According to the BLM, oil and gas fracking is done at 90 percent of wells drilled on federal lands.

Methane emissions also contribute to serious public-health issues, including increasing incidences of asthma and premature death.

“This isn't about whether oil and gas drilling is good or bad, it’s about whether the Bureau of Land Management is going to clean up sloppy drilling practices that damage our climate,” said Erik Schlenker-Goodrich of the Western Environmental Law Center.

Uncontrolled methane emissions are also an economic concern.

Federal law requires the BLM to protect the environmental, air, atmospheric, water, and other resource values of public lands and prevent their unnecessary or undue degradation.

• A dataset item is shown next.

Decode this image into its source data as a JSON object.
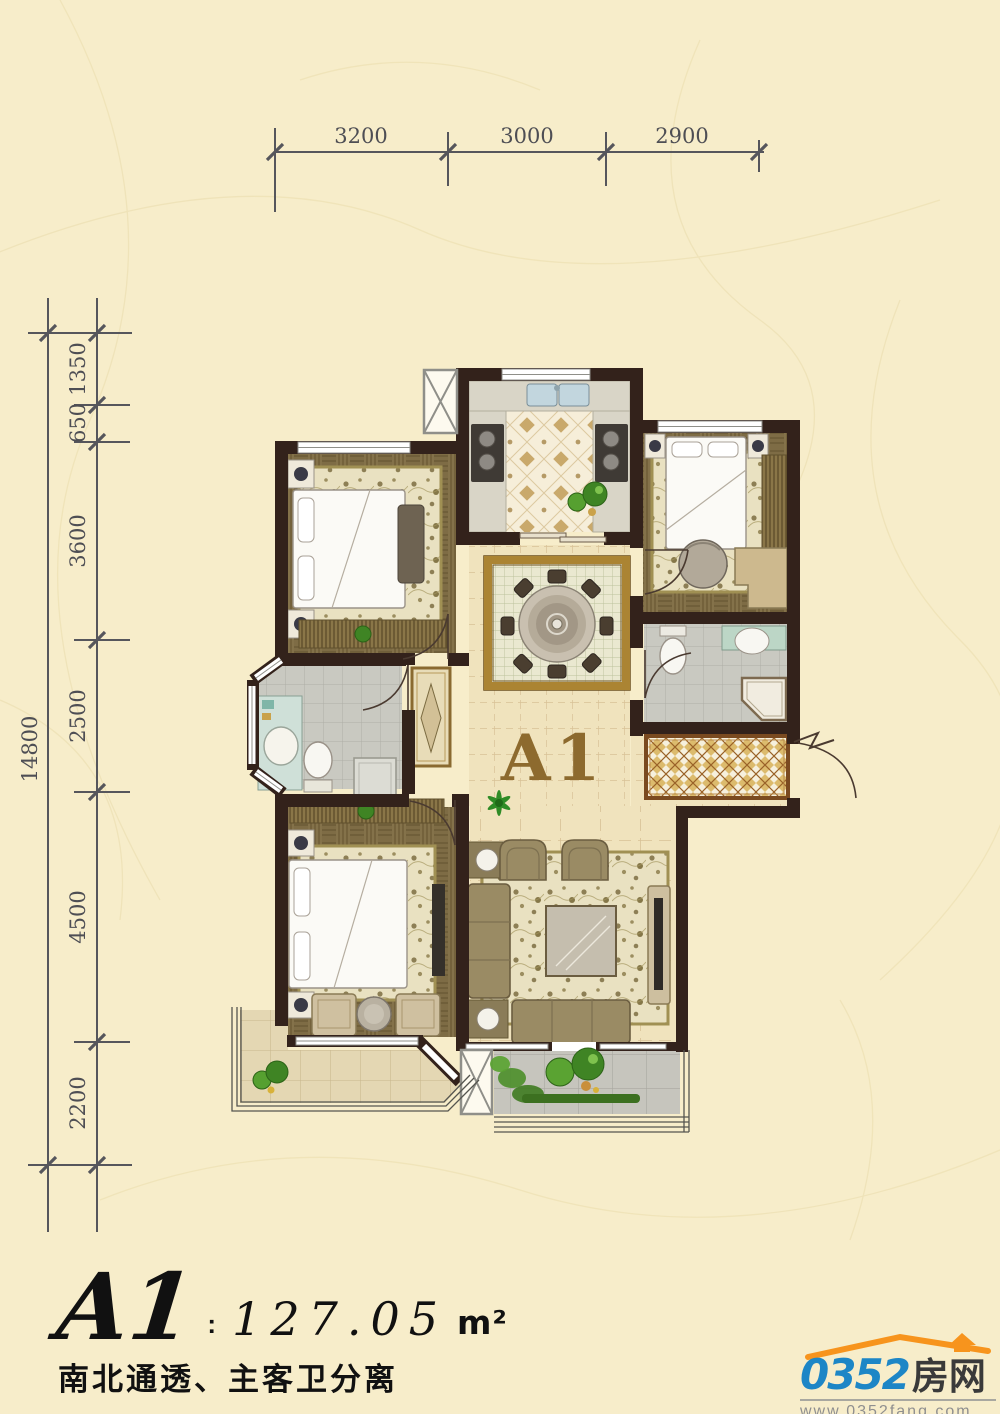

The BLM is also required to prevent the waste of gas on federal leases and evidence suggests that operators can economically capture at least 40 percent of methane leaks.

“Regulating methane from oil and gas production is absolutely essential to protecting both climate and public health in the U.S.," said Ann Weeks, senior counsel for Clean Air Task Force and one of the signatories to the petition.

BLM has admitted that its regulations have not kept pace with modern oil- and gas-extraction techniques. It has proposed new rules for fracking on federal lands, but those regulations do not address air pollution.

In addition, the Center has recently filed a petition to protect endangered species from the adverse impacts of fracking.